Web Archive Transformation (WAT) is extracted W/ARC record header metadata, HTML <meta> tag contents, and hyperlinks, formatted in JSON. For each resource stored in a given W/ARC file, it can provide information such as content length, date of capture, mime type, and URL. Internet Archive provides utilities for working with WAT files and documentation on usage, and Common Crawl provides some additional format details.
Longitudinal Graph Analysis (LGA) files feature a complete, time-indexed list of what URLs link to what other URLs for a given web archive corpus. Internet Archive provides documentation on the format and usage.

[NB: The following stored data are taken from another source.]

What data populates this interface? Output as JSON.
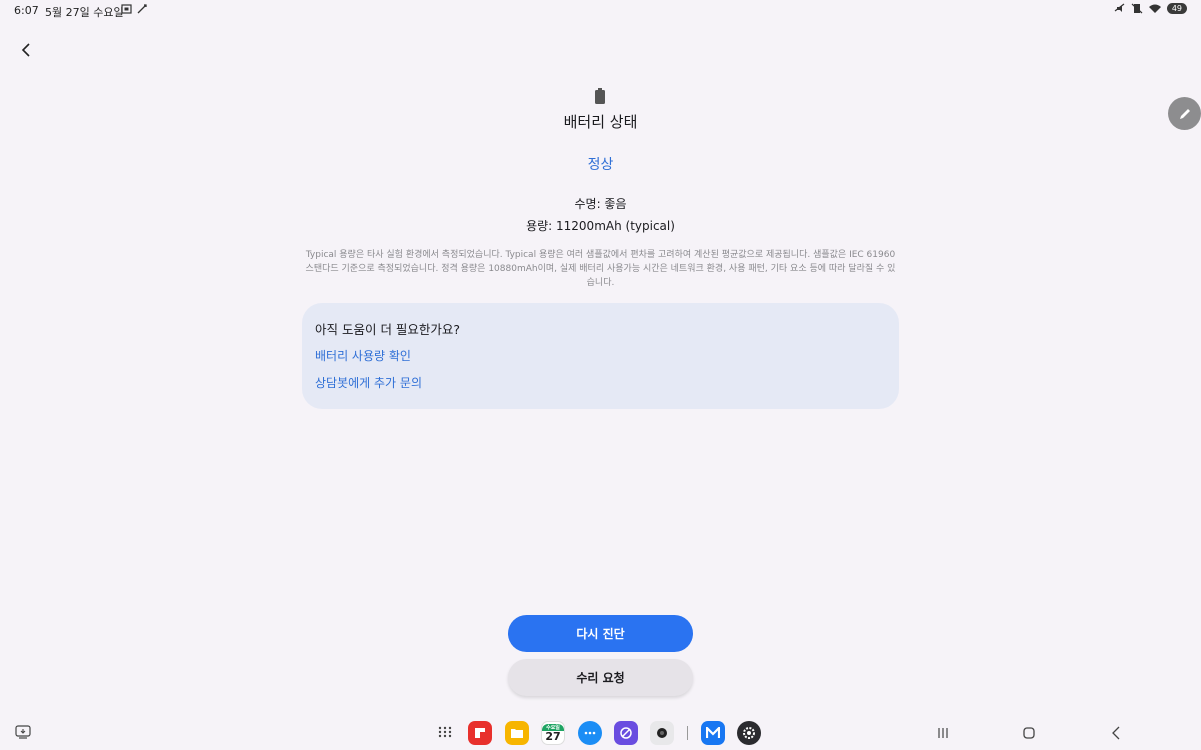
{
  "status_bar": {
    "time": "6:07",
    "date": "5월 27일 수요일",
    "battery_level": "49"
  },
  "main": {
    "title": "배터리 상태",
    "status": "정상",
    "lifespan": "수명: 좋음",
    "capacity": "용량: 11200mAh (typical)",
    "note": "Typical 용량은 타사 실험 환경에서 측정되었습니다. Typical 용량은 여러 샘플값에서 편차를 고려하여 계산된 평균값으로 제공됩니다. 샘플값은 IEC 61960 스탠다드 기준으로 측정되었습니다. 정격 용량은 10880mAh이며, 실제 배터리 사용가능 시간은 네트워크 환경, 사용 패턴, 기타 요소 등에 따라 달라질 수 있습니다."
  },
  "help_card": {
    "title": "아직 도움이 더 필요한가요?",
    "links": [
      "배터리 사용량 확인",
      "상담봇에게 추가 문의"
    ]
  },
  "buttons": {
    "rediagnose": "다시 진단",
    "repair": "수리 요청"
  },
  "dock": {
    "calendar_day": "27",
    "calendar_weekday": "수요일",
    "apps": [
      "flipboard-icon",
      "my-files-icon",
      "calendar-icon",
      "messages-icon",
      "internet-icon",
      "camera-icon",
      "members-icon",
      "settings-icon"
    ]
  },
  "colors": {
    "accent": "#2a73f1",
    "link": "#2f6fd6",
    "background": "#f6f3f8",
    "card": "#e5e9f5"
  }
}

Web Archive Named Entities (WANE) are a list of names, organizations, and places extracted using the Stanford Named Entity Recognizer. Entities are provided for each URL, for each timestamp that URL is represented in the archive. Internet Archive provides documentation on the format and usage.
WET (parsed text)
WARC Encapsulated Text (WET) or parsed text consists of the extracted plaintext, delimited by archived document. Each record retains the associated URL and timestamp. Common Crawl provides details on the format and Internet Archive provides documentation on usage, though they use different names for the format.
Crawl inDeX (CDX) files allow Wayback-like replay platforms to relate requests for specific mementos to assets stored in W/ARC files. As a de facto standard, there may be idiosyncrasies between CDX formats used by different systems (see format documentation from Internet Archive and from Ilya Kreymer, for example), but indices typically contain URL, timestamp, mime type, HTTP status code, digest, and content length. The Internet Archive Wayback Machine allows, and Open Wayback and pywb can be configured to allow querying of CDX indices through a web service.
Internet Archive provides a Wayback Machine API to report in JSON the boolean archived status and availability of a given URL and the access point, timestamp, and HTTP status code for its most recent archived version.
The Memento Time Travel service federates queries to distributed, Memento-compliant web archives. The Time Travel APIs provide similar, if expanded functionality to the Wayback Availability JSON API and across multiple web archives (including Internet Archive Wayback Machine).